The Bard MBA career journey is centered around an Individual Career Planning (ICP) process, in which either me or my MBA career Advisor meet with all of our students every semester in one-on-one career planning sessions. We offer a variety of mechanisms for students to build resume experience during the program, including consulting projects, internships, case competitions, and certificate completion. The career planning process must be individualized as our students head in multiple directions in terms of industry and SDG impact—from fashion to energy to food to finance—and function—from entrepreneurs to intrapreneurs, consultants and career switchers.
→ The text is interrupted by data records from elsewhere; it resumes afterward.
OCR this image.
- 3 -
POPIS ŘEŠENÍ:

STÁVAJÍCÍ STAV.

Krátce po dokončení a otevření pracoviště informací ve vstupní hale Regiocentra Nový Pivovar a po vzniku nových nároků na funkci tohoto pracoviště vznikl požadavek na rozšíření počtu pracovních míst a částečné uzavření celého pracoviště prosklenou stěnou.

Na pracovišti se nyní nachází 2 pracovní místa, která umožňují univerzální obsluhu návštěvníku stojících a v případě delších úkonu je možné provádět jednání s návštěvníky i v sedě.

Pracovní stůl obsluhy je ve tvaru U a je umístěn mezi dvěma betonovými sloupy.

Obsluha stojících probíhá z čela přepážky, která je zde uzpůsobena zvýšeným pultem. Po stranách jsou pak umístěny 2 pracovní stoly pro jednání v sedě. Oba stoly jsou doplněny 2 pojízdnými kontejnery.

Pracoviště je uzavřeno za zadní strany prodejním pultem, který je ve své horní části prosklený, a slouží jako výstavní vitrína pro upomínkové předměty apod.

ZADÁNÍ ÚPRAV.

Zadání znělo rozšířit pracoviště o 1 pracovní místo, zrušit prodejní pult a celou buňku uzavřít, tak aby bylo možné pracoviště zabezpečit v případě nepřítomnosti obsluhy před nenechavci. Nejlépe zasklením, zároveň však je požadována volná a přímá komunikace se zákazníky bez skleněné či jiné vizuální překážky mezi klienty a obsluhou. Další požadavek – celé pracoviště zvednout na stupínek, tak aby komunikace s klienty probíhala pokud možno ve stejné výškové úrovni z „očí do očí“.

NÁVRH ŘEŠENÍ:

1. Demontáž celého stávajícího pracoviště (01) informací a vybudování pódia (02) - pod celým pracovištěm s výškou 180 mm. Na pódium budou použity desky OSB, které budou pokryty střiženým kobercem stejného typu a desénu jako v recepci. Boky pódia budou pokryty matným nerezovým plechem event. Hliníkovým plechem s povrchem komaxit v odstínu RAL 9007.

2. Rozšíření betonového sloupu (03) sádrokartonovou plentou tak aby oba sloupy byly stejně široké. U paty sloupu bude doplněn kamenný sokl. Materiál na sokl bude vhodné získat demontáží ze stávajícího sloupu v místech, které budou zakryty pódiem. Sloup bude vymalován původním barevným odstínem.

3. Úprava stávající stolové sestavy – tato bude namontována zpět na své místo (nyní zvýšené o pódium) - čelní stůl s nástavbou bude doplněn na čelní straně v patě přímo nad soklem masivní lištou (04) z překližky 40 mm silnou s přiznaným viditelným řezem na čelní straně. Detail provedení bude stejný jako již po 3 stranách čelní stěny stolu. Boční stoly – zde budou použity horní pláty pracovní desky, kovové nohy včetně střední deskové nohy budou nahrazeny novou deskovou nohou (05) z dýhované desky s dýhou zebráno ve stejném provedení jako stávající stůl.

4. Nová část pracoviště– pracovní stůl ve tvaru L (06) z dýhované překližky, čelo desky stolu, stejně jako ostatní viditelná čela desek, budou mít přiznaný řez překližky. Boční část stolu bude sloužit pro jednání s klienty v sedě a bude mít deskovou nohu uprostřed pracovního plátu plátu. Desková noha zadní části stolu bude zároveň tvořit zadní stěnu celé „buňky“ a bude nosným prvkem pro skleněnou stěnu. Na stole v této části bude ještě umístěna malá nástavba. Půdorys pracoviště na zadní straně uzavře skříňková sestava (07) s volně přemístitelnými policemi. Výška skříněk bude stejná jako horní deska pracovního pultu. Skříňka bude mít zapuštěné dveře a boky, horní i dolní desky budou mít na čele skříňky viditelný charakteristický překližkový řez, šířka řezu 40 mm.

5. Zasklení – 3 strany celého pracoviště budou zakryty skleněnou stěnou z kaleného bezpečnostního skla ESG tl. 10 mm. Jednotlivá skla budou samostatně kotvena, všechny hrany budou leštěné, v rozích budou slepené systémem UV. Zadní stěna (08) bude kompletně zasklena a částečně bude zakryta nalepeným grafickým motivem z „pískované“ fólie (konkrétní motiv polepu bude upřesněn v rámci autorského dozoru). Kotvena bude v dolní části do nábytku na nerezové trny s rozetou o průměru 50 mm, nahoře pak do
These career journeys are the locus to develop many critical leadership skills.

How might this be a useful model for others?

I have had the privilege of creating, and then leading, an incredible community of faculty, students and staff as they have invented a new graduate educational program training business leaders for a purpose-focused economy. This work has been centered around five pillars:

Baked in, not bolted on. Sustainability business leaders need to seize sustainability revenue, cost and innovation advantages, across all functional areas of business. So all courses need to integrate a sustainability perspective.

Practitioner faculty. There is a large talent pool of intellectually engaged, experienced professionals, who are at the leading edge of sustainable business, and can create powerful faculties.

Experiential education. Sustainable business is a problem-solving discipline. Integrate project-based learning, consulting opportunities and real-world exercises wherever possible.

Individualized Career Support. Students have a variety of career interests in sectors ranging across fashion, food systems, finance, energy and more. Career success means working with students on a one-on-one basis, from vision to storytelling to networking and through the interview process.

Justice-Centered Culture. Young people committed to sustainability today rightly demand the training to support truly just and inclusive businesses upon graduation.

I have been very fortunate to be able to build the Bard MBA from the ground up, with a remarkably free-hand granted by a uniquely entrepreneurial institution. This has allowed me to largely sidestep common challenges that PRME colleagues have faced: silos, turf battles, irrelevant institutional requirements and bureaucratic obstacles. Nevertheless, we hope that Bard’s example can provide lessons for leaders at other institutions.